During the Gaza war, he was a close associate of Izz al-Din al-Haddad, being in continuous contact with him. The two developed plans to restructure the military command after the assassinations of Mohammed Deif and Mohammed Sinwar. After the assassination of Mohammed Sinwar in May 2025, Odeh was offered the leadership of the al-Qassam Brigades, but declined at that time. In October 2025, it was reported that he had replaced Ahmed Ghandour, who died in 2023, as Commander of the al-Qassam Brigades in North Gaza. In December, he took command of the group's operations and arms production wings after the killing of Ra'ad Sa'ad. According to sources close to Hamas, he was possibly the last member of the Brigades' higher leadership council. On 15 May 2026, after al-Haddad was killed in an Israeli airstrike, Odeh was chosen to succeed him as the commander of the al-Qassam Brigades.
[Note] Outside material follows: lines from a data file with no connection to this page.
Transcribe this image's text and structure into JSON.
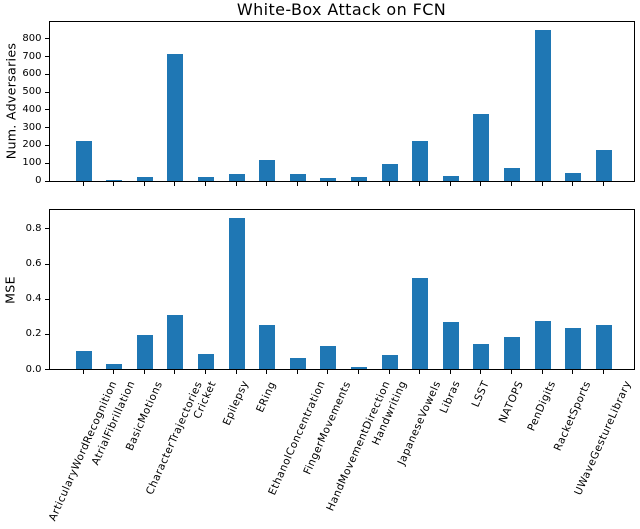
{
  "title": "White-Box Attack on FCN",
  "colors": {
    "bar": "#1f77b4",
    "axis": "#000000",
    "text": "#000000"
  },
  "categories": [
    "ArticularyWordRecognition",
    "AtrialFibrillation",
    "BasicMotions",
    "CharacterTrajectories",
    "Cricket",
    "Epilepsy",
    "ERing",
    "EthanolConcentration",
    "FingerMovements",
    "HandMovementDirection",
    "Handwriting",
    "JapaneseVowels",
    "Libras",
    "LSST",
    "NATOPS",
    "PenDigits",
    "RacketSports",
    "UWaveGestureLibrary"
  ],
  "chart_data": [
    {
      "type": "bar",
      "title": "White-Box Attack on FCN",
      "ylabel": "Num. Adversaries",
      "xlabel": "",
      "categories": [
        "ArticularyWordRecognition",
        "AtrialFibrillation",
        "BasicMotions",
        "CharacterTrajectories",
        "Cricket",
        "Epilepsy",
        "ERing",
        "EthanolConcentration",
        "FingerMovements",
        "HandMovementDirection",
        "Handwriting",
        "JapaneseVowels",
        "Libras",
        "LSST",
        "NATOPS",
        "PenDigits",
        "RacketSports",
        "UWaveGestureLibrary"
      ],
      "values": [
        220,
        1,
        17,
        710,
        20,
        35,
        115,
        37,
        14,
        18,
        95,
        225,
        25,
        375,
        70,
        845,
        42,
        170
      ],
      "ytick_values": [
        0,
        100,
        200,
        300,
        400,
        500,
        600,
        700,
        800
      ],
      "ytick_labels": [
        "0",
        "100",
        "200",
        "300",
        "400",
        "500",
        "600",
        "700",
        "800"
      ],
      "ylim": [
        0,
        900
      ],
      "grid": false,
      "legend": null
    },
    {
      "type": "bar",
      "title": "",
      "ylabel": "MSE",
      "xlabel": "",
      "categories": [
        "ArticularyWordRecognition",
        "AtrialFibrillation",
        "BasicMotions",
        "CharacterTrajectories",
        "Cricket",
        "Epilepsy",
        "ERing",
        "EthanolConcentration",
        "FingerMovements",
        "HandMovementDirection",
        "Handwriting",
        "JapaneseVowels",
        "Libras",
        "LSST",
        "NATOPS",
        "PenDigits",
        "RacketSports",
        "UWaveGestureLibrary"
      ],
      "values": [
        0.105,
        0.027,
        0.195,
        0.305,
        0.085,
        0.86,
        0.25,
        0.062,
        0.133,
        0.012,
        0.08,
        0.515,
        0.265,
        0.143,
        0.18,
        0.273,
        0.235,
        0.25
      ],
      "ytick_values": [
        0.0,
        0.2,
        0.4,
        0.6,
        0.8
      ],
      "ytick_labels": [
        "0.0",
        "0.2",
        "0.4",
        "0.6",
        "0.8"
      ],
      "ylim": [
        0,
        0.91
      ],
      "grid": false,
      "legend": null
    }
  ]
}
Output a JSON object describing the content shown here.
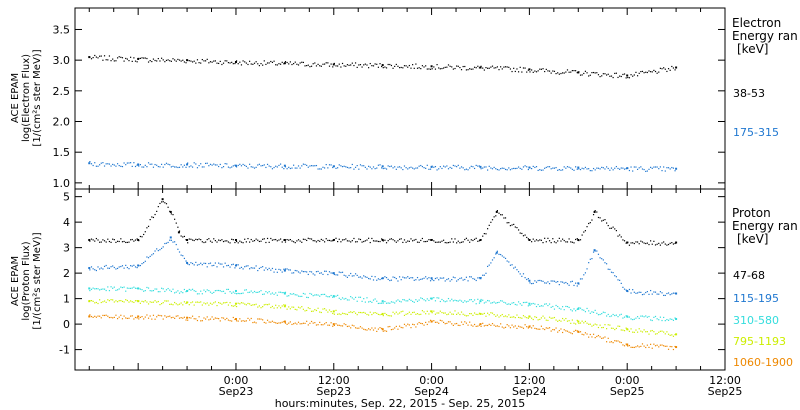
{
  "chart_data": [
    {
      "type": "scatter",
      "panel": "electron",
      "ylabel": [
        "ACE EPAM",
        "log(Electron Flux)",
        "[1/(cm²s ster MeV)]"
      ],
      "ylim": [
        0.9,
        3.85
      ],
      "yticks": [
        "1.0",
        "1.5",
        "2.0",
        "2.5",
        "3.0",
        "3.5"
      ],
      "ytick_values": [
        1.0,
        1.5,
        2.0,
        2.5,
        3.0,
        3.5
      ],
      "legend": {
        "title": [
          "Electron",
          "Energy ran",
          "[keV]"
        ],
        "placement": "right"
      },
      "series": [
        {
          "name": "38-53",
          "color": "#000000",
          "x": [
            "2015-09-22 06:00",
            "2015-09-22 12:00",
            "2015-09-22 18:00",
            "2015-09-23 00:00",
            "2015-09-23 06:00",
            "2015-09-23 12:00",
            "2015-09-23 18:00",
            "2015-09-24 00:00",
            "2015-09-24 06:00",
            "2015-09-24 12:00",
            "2015-09-24 18:00",
            "2015-09-25 00:00",
            "2015-09-25 06:00"
          ],
          "y": [
            3.05,
            3.02,
            3.0,
            2.97,
            2.95,
            2.93,
            2.92,
            2.9,
            2.88,
            2.85,
            2.8,
            2.75,
            2.88
          ]
        },
        {
          "name": "175-315",
          "color": "#1f77d0",
          "x": [
            "2015-09-22 06:00",
            "2015-09-22 12:00",
            "2015-09-22 18:00",
            "2015-09-23 00:00",
            "2015-09-23 06:00",
            "2015-09-23 12:00",
            "2015-09-23 18:00",
            "2015-09-24 00:00",
            "2015-09-24 06:00",
            "2015-09-24 12:00",
            "2015-09-24 18:00",
            "2015-09-25 00:00",
            "2015-09-25 06:00"
          ],
          "y": [
            1.32,
            1.3,
            1.3,
            1.28,
            1.28,
            1.27,
            1.27,
            1.26,
            1.26,
            1.25,
            1.25,
            1.24,
            1.23
          ]
        }
      ]
    },
    {
      "type": "scatter",
      "panel": "proton",
      "ylabel": [
        "ACE EPAM",
        "log(Proton Flux)",
        "[1/(cm²s ster MeV)]"
      ],
      "ylim": [
        -1.8,
        5.3
      ],
      "yticks": [
        "-1",
        "0",
        "1",
        "2",
        "3",
        "4",
        "5"
      ],
      "ytick_values": [
        -1,
        0,
        1,
        2,
        3,
        4,
        5
      ],
      "legend": {
        "title": [
          "Proton",
          "Energy ran",
          "[keV]"
        ],
        "placement": "right"
      },
      "series": [
        {
          "name": "47-68",
          "color": "#000000",
          "x": [
            "2015-09-22 06:00",
            "2015-09-22 12:00",
            "2015-09-22 15:00",
            "2015-09-22 16:00",
            "2015-09-22 17:00",
            "2015-09-22 18:00",
            "2015-09-23 00:00",
            "2015-09-23 06:00",
            "2015-09-23 12:00",
            "2015-09-23 18:00",
            "2015-09-24 00:00",
            "2015-09-24 06:00",
            "2015-09-24 08:00",
            "2015-09-24 12:00",
            "2015-09-24 18:00",
            "2015-09-24 20:00",
            "2015-09-25 00:00",
            "2015-09-25 06:00"
          ],
          "y": [
            3.3,
            3.3,
            4.9,
            4.4,
            3.6,
            3.3,
            3.3,
            3.3,
            3.3,
            3.3,
            3.3,
            3.3,
            4.4,
            3.3,
            3.3,
            4.4,
            3.2,
            3.2
          ]
        },
        {
          "name": "115-195",
          "color": "#1f77d0",
          "x": [
            "2015-09-22 06:00",
            "2015-09-22 12:00",
            "2015-09-22 16:00",
            "2015-09-22 18:00",
            "2015-09-23 00:00",
            "2015-09-23 06:00",
            "2015-09-23 12:00",
            "2015-09-23 18:00",
            "2015-09-24 00:00",
            "2015-09-24 06:00",
            "2015-09-24 08:00",
            "2015-09-24 12:00",
            "2015-09-24 18:00",
            "2015-09-24 20:00",
            "2015-09-25 00:00",
            "2015-09-25 06:00"
          ],
          "y": [
            2.2,
            2.3,
            3.4,
            2.4,
            2.3,
            2.1,
            2.0,
            1.8,
            1.8,
            1.8,
            2.8,
            1.7,
            1.6,
            2.9,
            1.3,
            1.2
          ]
        },
        {
          "name": "310-580",
          "color": "#33dddd",
          "x": [
            "2015-09-22 06:00",
            "2015-09-22 12:00",
            "2015-09-22 18:00",
            "2015-09-23 00:00",
            "2015-09-23 06:00",
            "2015-09-23 12:00",
            "2015-09-23 18:00",
            "2015-09-24 00:00",
            "2015-09-24 06:00",
            "2015-09-24 12:00",
            "2015-09-24 18:00",
            "2015-09-25 00:00",
            "2015-09-25 06:00"
          ],
          "y": [
            1.4,
            1.4,
            1.3,
            1.3,
            1.2,
            1.1,
            0.9,
            1.0,
            0.9,
            0.8,
            0.6,
            0.3,
            0.2
          ]
        },
        {
          "name": "795-1193",
          "color": "#ccee00",
          "x": [
            "2015-09-22 06:00",
            "2015-09-22 12:00",
            "2015-09-22 18:00",
            "2015-09-23 00:00",
            "2015-09-23 06:00",
            "2015-09-23 12:00",
            "2015-09-23 18:00",
            "2015-09-24 00:00",
            "2015-09-24 06:00",
            "2015-09-24 12:00",
            "2015-09-24 18:00",
            "2015-09-25 00:00",
            "2015-09-25 06:00"
          ],
          "y": [
            0.9,
            0.9,
            0.85,
            0.8,
            0.7,
            0.5,
            0.4,
            0.5,
            0.4,
            0.3,
            0.1,
            -0.2,
            -0.4
          ]
        },
        {
          "name": "1060-1900",
          "color": "#ee8800",
          "x": [
            "2015-09-22 06:00",
            "2015-09-22 12:00",
            "2015-09-22 18:00",
            "2015-09-23 00:00",
            "2015-09-23 06:00",
            "2015-09-23 12:00",
            "2015-09-23 18:00",
            "2015-09-24 00:00",
            "2015-09-24 06:00",
            "2015-09-24 12:00",
            "2015-09-24 18:00",
            "2015-09-25 00:00",
            "2015-09-25 06:00"
          ],
          "y": [
            0.3,
            0.3,
            0.25,
            0.2,
            0.1,
            0.0,
            -0.2,
            0.1,
            0.0,
            -0.1,
            -0.3,
            -0.8,
            -0.9
          ]
        }
      ]
    }
  ],
  "xaxis": {
    "xlabel": "hours:minutes, Sep. 22, 2015 - Sep. 25, 2015",
    "xlim": [
      "2015-09-22 04:15",
      "2015-09-25 12:00"
    ],
    "ticks": [
      {
        "t": "2015-09-23 00:00",
        "top": "0:00",
        "bottom": "Sep23"
      },
      {
        "t": "2015-09-23 12:00",
        "top": "12:00",
        "bottom": "Sep23"
      },
      {
        "t": "2015-09-24 00:00",
        "top": "0:00",
        "bottom": "Sep24"
      },
      {
        "t": "2015-09-24 12:00",
        "top": "12:00",
        "bottom": "Sep24"
      },
      {
        "t": "2015-09-25 00:00",
        "top": "0:00",
        "bottom": "Sep25"
      },
      {
        "t": "2015-09-25 12:00",
        "top": "12:00",
        "bottom": "Sep25"
      }
    ]
  }
}
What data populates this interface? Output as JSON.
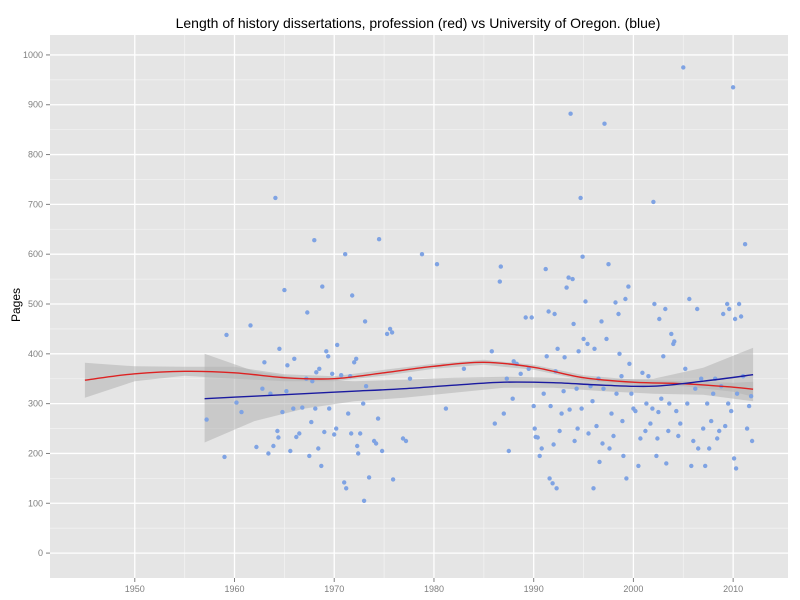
{
  "chart_data": {
    "type": "scatter",
    "title": "Length of history dissertations, profession (red) vs University of Oregon. (blue)",
    "xlabel": "",
    "ylabel": "Pages",
    "xlim": [
      1941.5,
      2015.5
    ],
    "ylim": [
      -50,
      1040
    ],
    "xticks": [
      1950,
      1960,
      1970,
      1980,
      1990,
      2000,
      2010
    ],
    "yticks": [
      0,
      100,
      200,
      300,
      400,
      500,
      600,
      700,
      800,
      900,
      1000
    ],
    "grid": true,
    "colors": {
      "panel": "#e5e5e5",
      "grid_major": "#ffffff",
      "grid_minor": "#f2f2f2",
      "points": "#7fa3e3",
      "profession_line": "#dd2222",
      "oregon_line": "#1a1aa0",
      "ribbon": "#b3b3b3"
    },
    "series": [
      {
        "kind": "points",
        "points": [
          [
            1957.2,
            268
          ],
          [
            1959.0,
            193
          ],
          [
            1959.2,
            438
          ],
          [
            1960.2,
            302
          ],
          [
            1960.7,
            283
          ],
          [
            1961.6,
            457
          ],
          [
            1962.2,
            213
          ],
          [
            1962.8,
            330
          ],
          [
            1963.0,
            383
          ],
          [
            1963.4,
            200
          ],
          [
            1963.6,
            320
          ],
          [
            1963.9,
            215
          ],
          [
            1964.1,
            713
          ],
          [
            1964.3,
            245
          ],
          [
            1964.4,
            232
          ],
          [
            1964.5,
            410
          ],
          [
            1964.8,
            283
          ],
          [
            1965.0,
            528
          ],
          [
            1965.2,
            325
          ],
          [
            1965.3,
            377
          ],
          [
            1965.6,
            205
          ],
          [
            1965.9,
            290
          ],
          [
            1966.0,
            390
          ],
          [
            1966.2,
            233
          ],
          [
            1966.5,
            240
          ],
          [
            1966.8,
            292
          ],
          [
            1967.2,
            350
          ],
          [
            1967.3,
            483
          ],
          [
            1967.5,
            195
          ],
          [
            1967.7,
            263
          ],
          [
            1967.8,
            345
          ],
          [
            1968.0,
            628
          ],
          [
            1968.1,
            290
          ],
          [
            1968.2,
            363
          ],
          [
            1968.4,
            210
          ],
          [
            1968.5,
            370
          ],
          [
            1968.7,
            175
          ],
          [
            1968.8,
            535
          ],
          [
            1969.0,
            243
          ],
          [
            1969.2,
            405
          ],
          [
            1969.4,
            395
          ],
          [
            1969.5,
            290
          ],
          [
            1969.8,
            360
          ],
          [
            1970.0,
            238
          ],
          [
            1970.2,
            250
          ],
          [
            1970.3,
            418
          ],
          [
            1970.7,
            357
          ],
          [
            1971.0,
            142
          ],
          [
            1971.1,
            600
          ],
          [
            1971.2,
            130
          ],
          [
            1971.4,
            280
          ],
          [
            1971.6,
            355
          ],
          [
            1971.7,
            240
          ],
          [
            1971.8,
            517
          ],
          [
            1972.0,
            383
          ],
          [
            1972.2,
            390
          ],
          [
            1972.3,
            215
          ],
          [
            1972.4,
            200
          ],
          [
            1972.6,
            240
          ],
          [
            1972.9,
            300
          ],
          [
            1973.0,
            105
          ],
          [
            1973.1,
            465
          ],
          [
            1973.2,
            335
          ],
          [
            1973.5,
            152
          ],
          [
            1974.0,
            225
          ],
          [
            1974.2,
            220
          ],
          [
            1974.4,
            270
          ],
          [
            1974.5,
            630
          ],
          [
            1974.8,
            205
          ],
          [
            1975.3,
            440
          ],
          [
            1975.6,
            450
          ],
          [
            1975.8,
            443
          ],
          [
            1975.9,
            148
          ],
          [
            1976.9,
            230
          ],
          [
            1977.2,
            225
          ],
          [
            1977.6,
            350
          ],
          [
            1978.8,
            600
          ],
          [
            1980.3,
            580
          ],
          [
            1981.2,
            290
          ],
          [
            1983.0,
            370
          ],
          [
            1985.8,
            405
          ],
          [
            1986.1,
            260
          ],
          [
            1986.6,
            545
          ],
          [
            1986.7,
            575
          ],
          [
            1987.0,
            280
          ],
          [
            1987.3,
            350
          ],
          [
            1987.5,
            205
          ],
          [
            1987.9,
            310
          ],
          [
            1988.0,
            385
          ],
          [
            1988.3,
            380
          ],
          [
            1988.7,
            360
          ],
          [
            1989.2,
            473
          ],
          [
            1989.5,
            370
          ],
          [
            1989.8,
            473
          ],
          [
            1990.0,
            295
          ],
          [
            1990.1,
            250
          ],
          [
            1990.2,
            233
          ],
          [
            1990.4,
            232
          ],
          [
            1990.6,
            195
          ],
          [
            1990.8,
            210
          ],
          [
            1991.0,
            320
          ],
          [
            1991.2,
            570
          ],
          [
            1991.3,
            395
          ],
          [
            1991.5,
            485
          ],
          [
            1991.6,
            150
          ],
          [
            1991.7,
            295
          ],
          [
            1991.9,
            140
          ],
          [
            1992.0,
            218
          ],
          [
            1992.1,
            480
          ],
          [
            1992.2,
            365
          ],
          [
            1992.3,
            130
          ],
          [
            1992.4,
            410
          ],
          [
            1992.6,
            245
          ],
          [
            1992.8,
            280
          ],
          [
            1993.0,
            325
          ],
          [
            1993.1,
            393
          ],
          [
            1993.3,
            533
          ],
          [
            1993.5,
            553
          ],
          [
            1993.6,
            288
          ],
          [
            1993.7,
            882
          ],
          [
            1993.9,
            550
          ],
          [
            1994.0,
            460
          ],
          [
            1994.1,
            225
          ],
          [
            1994.3,
            330
          ],
          [
            1994.4,
            250
          ],
          [
            1994.5,
            405
          ],
          [
            1994.7,
            713
          ],
          [
            1994.8,
            290
          ],
          [
            1994.9,
            595
          ],
          [
            1995.0,
            430
          ],
          [
            1995.2,
            505
          ],
          [
            1995.4,
            420
          ],
          [
            1995.5,
            240
          ],
          [
            1995.7,
            335
          ],
          [
            1995.9,
            305
          ],
          [
            1996.0,
            130
          ],
          [
            1996.1,
            410
          ],
          [
            1996.3,
            255
          ],
          [
            1996.5,
            350
          ],
          [
            1996.6,
            183
          ],
          [
            1996.8,
            465
          ],
          [
            1996.9,
            220
          ],
          [
            1997.0,
            330
          ],
          [
            1997.1,
            862
          ],
          [
            1997.3,
            430
          ],
          [
            1997.5,
            580
          ],
          [
            1997.6,
            210
          ],
          [
            1997.8,
            280
          ],
          [
            1998.0,
            235
          ],
          [
            1998.2,
            503
          ],
          [
            1998.3,
            320
          ],
          [
            1998.5,
            480
          ],
          [
            1998.6,
            400
          ],
          [
            1998.8,
            355
          ],
          [
            1998.9,
            265
          ],
          [
            1999.0,
            195
          ],
          [
            1999.2,
            510
          ],
          [
            1999.3,
            150
          ],
          [
            1999.5,
            535
          ],
          [
            1999.6,
            380
          ],
          [
            1999.8,
            320
          ],
          [
            2000.0,
            290
          ],
          [
            2000.2,
            285
          ],
          [
            2000.5,
            175
          ],
          [
            2000.7,
            230
          ],
          [
            2000.9,
            362
          ],
          [
            2001.2,
            245
          ],
          [
            2001.3,
            300
          ],
          [
            2001.5,
            355
          ],
          [
            2001.7,
            260
          ],
          [
            2001.9,
            290
          ],
          [
            2002.0,
            705
          ],
          [
            2002.1,
            500
          ],
          [
            2002.3,
            195
          ],
          [
            2002.4,
            230
          ],
          [
            2002.5,
            283
          ],
          [
            2002.6,
            470
          ],
          [
            2002.8,
            310
          ],
          [
            2003.0,
            395
          ],
          [
            2003.2,
            490
          ],
          [
            2003.3,
            180
          ],
          [
            2003.5,
            245
          ],
          [
            2003.6,
            300
          ],
          [
            2003.8,
            440
          ],
          [
            2004.0,
            420
          ],
          [
            2004.1,
            425
          ],
          [
            2004.3,
            285
          ],
          [
            2004.5,
            235
          ],
          [
            2004.7,
            260
          ],
          [
            2005.0,
            975
          ],
          [
            2005.2,
            370
          ],
          [
            2005.4,
            300
          ],
          [
            2005.6,
            510
          ],
          [
            2005.8,
            175
          ],
          [
            2006.0,
            225
          ],
          [
            2006.2,
            330
          ],
          [
            2006.4,
            490
          ],
          [
            2006.5,
            210
          ],
          [
            2006.8,
            350
          ],
          [
            2007.0,
            250
          ],
          [
            2007.2,
            175
          ],
          [
            2007.4,
            300
          ],
          [
            2007.6,
            210
          ],
          [
            2007.8,
            265
          ],
          [
            2008.0,
            320
          ],
          [
            2008.2,
            350
          ],
          [
            2008.4,
            230
          ],
          [
            2008.6,
            245
          ],
          [
            2008.8,
            335
          ],
          [
            2009.0,
            480
          ],
          [
            2009.2,
            255
          ],
          [
            2009.4,
            500
          ],
          [
            2009.5,
            300
          ],
          [
            2009.6,
            490
          ],
          [
            2009.8,
            285
          ],
          [
            2010.0,
            935
          ],
          [
            2010.1,
            190
          ],
          [
            2010.2,
            470
          ],
          [
            2010.3,
            170
          ],
          [
            2010.4,
            320
          ],
          [
            2010.6,
            500
          ],
          [
            2010.8,
            475
          ],
          [
            2011.0,
            355
          ],
          [
            2011.2,
            620
          ],
          [
            2011.4,
            250
          ],
          [
            2011.6,
            295
          ],
          [
            2011.8,
            315
          ],
          [
            2011.9,
            225
          ]
        ]
      },
      {
        "kind": "smooth",
        "color": "#dd2222",
        "x": [
          1945,
          1950,
          1955,
          1960,
          1965,
          1970,
          1975,
          1980,
          1985,
          1990,
          1995,
          2000,
          2005,
          2010,
          2012
        ],
        "y": [
          347,
          360,
          365,
          362,
          352,
          350,
          362,
          375,
          383,
          373,
          352,
          343,
          340,
          333,
          329
        ],
        "band_x": [
          1945,
          1950,
          1955,
          1960,
          1965,
          1970,
          1975,
          1980,
          1985,
          1990,
          1995,
          2000,
          2005,
          2010,
          2012
        ],
        "band_lo": [
          312,
          345,
          356,
          350,
          345,
          345,
          356,
          370,
          378,
          368,
          347,
          338,
          335,
          324,
          314
        ],
        "band_hi": [
          382,
          375,
          374,
          374,
          359,
          355,
          368,
          380,
          388,
          378,
          357,
          348,
          345,
          342,
          344
        ]
      },
      {
        "kind": "smooth",
        "color": "#1a1aa0",
        "x": [
          1957,
          1962,
          1967,
          1972,
          1977,
          1982,
          1987,
          1992,
          1997,
          2002,
          2007,
          2012
        ],
        "y": [
          310,
          315,
          320,
          325,
          330,
          337,
          343,
          342,
          337,
          335,
          345,
          358
        ],
        "band_x": [
          1957,
          1962,
          1967,
          1972,
          1977,
          1982,
          1987,
          1992,
          1997,
          2002,
          2007,
          2012
        ],
        "band_lo": [
          222,
          265,
          290,
          305,
          312,
          322,
          332,
          332,
          325,
          320,
          318,
          305
        ],
        "band_hi": [
          400,
          365,
          350,
          345,
          348,
          352,
          354,
          352,
          349,
          350,
          372,
          412
        ]
      }
    ]
  }
}
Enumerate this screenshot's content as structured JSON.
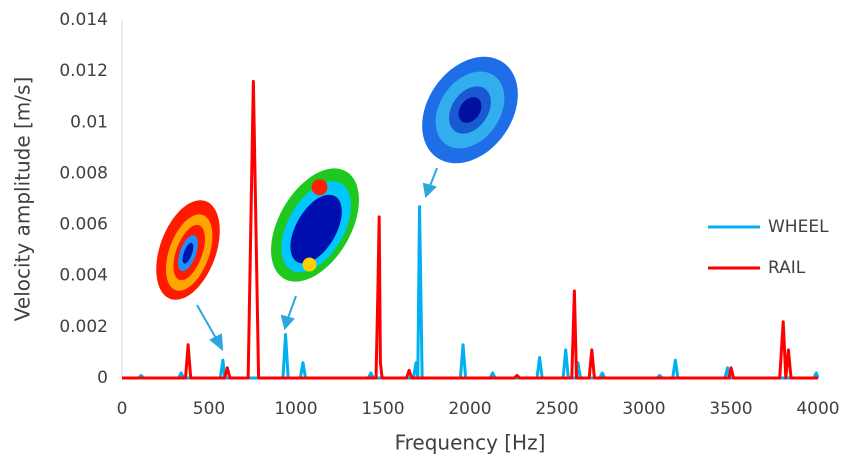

On 18 May 2026, three days after he became Commander of the Izz al-Din al-Qassam Brigades, he also became the Hamas leader in the Gaza Strip. With him in command the al-Qassam Brigades are considered to have held the de facto leadership over Hamas.

== Assassination ==
Odeh survived several Israeli assassination attempts during and before the Gaza war, including one after the October 2025 ceasefire that targeted his father's home in the Jabalia refugee camp, which killed his oldest son, Amr.

On 26 May 2026, 11 days after Odeh's predecessor al-Haddad's assassination, Israeli prime minister Benjamin Netanyahu and defense minister Israel Katz announced that the Israel Defense Forces had targeted Odeh in an airstrike. The strikes reportedly hit a building in Rimal, Gaza City, killing at least three and injuring over 20 others. On 27 May 2026, Odeh's death was confirmed by Katz. Gaza media outlets confirmed that he was killed alongside his wife and three of his children. Hamas and its military wing later confirmed his death. After his death, it was speculated that Hussein Fayyad, Haitham Khuwajari, Nafez Sabih or Imad Aqel would succeed him.